Potrebbe trattarsi di un ottimo disco di parodie di generi di moda.
Questo disco inventa comunque una nuova carriera al gruppo e trova un pubblico
molto piu` ampio.
Fisherman's Blues (Chrysalis, 1988) cambio` drasticamente corso:
i Waterboys diventarono di colpo un
gruppo di folk prevalentemente acustico.
Lungi dal proporre una visione originale della
musica tradizionale (come invece facevano da anni i Pogues), i Waterboys si limitano pero` a speculare su
sonorita` piu` o meno suggestive, contando sul fatto che le giovani generazioni non abbiano mai ascoltato
i Chieftains (And A Bang On The Ear), Van Morrison (Strange Boat) e il Dylan di
Desire (la title-track). A salvare il disco sono gli interventi (magistrali) del violinista Steve
Wickham.
Il disco segna forse semplicemente il momento in cui Scott, incapace di
affermare una personalita` artistica,
getta la spugna e si rassegna a una carriera di mediocre folk da birreria.

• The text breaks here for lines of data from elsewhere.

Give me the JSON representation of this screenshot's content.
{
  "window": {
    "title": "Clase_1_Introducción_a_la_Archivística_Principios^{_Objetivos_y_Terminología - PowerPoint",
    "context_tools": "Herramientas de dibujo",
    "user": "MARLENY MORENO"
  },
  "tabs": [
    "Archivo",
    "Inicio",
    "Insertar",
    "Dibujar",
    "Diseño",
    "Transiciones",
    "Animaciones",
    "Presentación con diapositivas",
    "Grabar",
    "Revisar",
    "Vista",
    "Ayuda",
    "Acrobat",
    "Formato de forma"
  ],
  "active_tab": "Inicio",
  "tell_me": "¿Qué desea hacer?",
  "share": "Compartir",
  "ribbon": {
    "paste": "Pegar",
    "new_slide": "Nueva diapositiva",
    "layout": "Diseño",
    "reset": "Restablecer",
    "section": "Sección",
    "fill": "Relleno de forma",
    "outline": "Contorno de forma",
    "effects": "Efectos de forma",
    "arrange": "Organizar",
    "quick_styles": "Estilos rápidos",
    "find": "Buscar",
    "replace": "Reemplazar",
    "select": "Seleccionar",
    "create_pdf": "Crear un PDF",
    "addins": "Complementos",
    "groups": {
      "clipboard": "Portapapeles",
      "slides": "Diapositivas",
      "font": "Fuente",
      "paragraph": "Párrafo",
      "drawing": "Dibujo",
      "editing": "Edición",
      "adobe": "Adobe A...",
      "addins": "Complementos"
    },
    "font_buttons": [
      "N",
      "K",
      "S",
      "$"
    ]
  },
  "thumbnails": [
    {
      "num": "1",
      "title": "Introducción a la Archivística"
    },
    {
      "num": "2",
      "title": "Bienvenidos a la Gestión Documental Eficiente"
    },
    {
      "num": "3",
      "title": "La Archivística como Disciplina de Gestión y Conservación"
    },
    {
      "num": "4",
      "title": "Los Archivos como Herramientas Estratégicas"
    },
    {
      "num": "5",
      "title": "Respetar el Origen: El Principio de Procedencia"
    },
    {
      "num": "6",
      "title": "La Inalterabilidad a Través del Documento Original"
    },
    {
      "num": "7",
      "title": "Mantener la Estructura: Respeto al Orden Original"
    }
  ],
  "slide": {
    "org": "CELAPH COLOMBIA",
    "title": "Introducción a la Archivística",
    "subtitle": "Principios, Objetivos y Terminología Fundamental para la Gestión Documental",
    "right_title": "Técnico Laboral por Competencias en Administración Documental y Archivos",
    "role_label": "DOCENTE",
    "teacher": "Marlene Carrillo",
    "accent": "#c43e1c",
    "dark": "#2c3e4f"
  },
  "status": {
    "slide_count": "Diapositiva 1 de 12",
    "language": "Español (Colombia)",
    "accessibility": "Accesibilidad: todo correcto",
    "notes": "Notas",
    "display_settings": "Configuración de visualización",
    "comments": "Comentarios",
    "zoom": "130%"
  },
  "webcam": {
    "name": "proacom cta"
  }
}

Too Close To Heaven (BMG, 2001) raccoglie gli scarti di quelle
sessioni.
Nel frattempo Wallinger aveva lasciato il gruppo per andare a formare i World
Party.
Room To Roam (Chrysalis, 1990) continuo` la progressione dei Waterboys
verso un sound sempre piu` rustico, mescolando un po' di country e di cajun nella ricetta.
Ma le ballate di Scott sono spesso soporifere e comicamente seriose
(A Man Is In Love la migliore).
Abbandonato da tutti, Mike Scott, registra a New York con un pugno di
sessionman l'album Dream Harder (Geffen, 1993).
Finalmente libero da maschere impegnate e semplicemente alla ricerca del
ritornello pop (che trova almeno in Glanstonbury Song e
Preparing To Fly), Scott convince anche i suoi fan della propria
mediocrita`, malcelata dietro le sceneggiate melodrammatiche e gli
esperimenti imbarazzanti di Spiritual City e
The Return Of Jimi Hendrix.
Bring 'Em All In (Chrysalis, 1995) getta la maschera ed esce a suo nome.
Annunciato come un gesto catartico (Scott vi suona tutti gli strumenti e lo
registra in tutta umilta`), il disco accentua in realta` i difetti del
precedente. I testi di alcune canzoni sono degni di un avido lettore di
libri new age.
L'omaggio a Dublino di City Full Of
Ghosts deve aver fatto arrossire d'imbarazzo piu` di un irlandese.
She Is So Beautiful e
Bring 'Em All In sono i brani piu` musicali.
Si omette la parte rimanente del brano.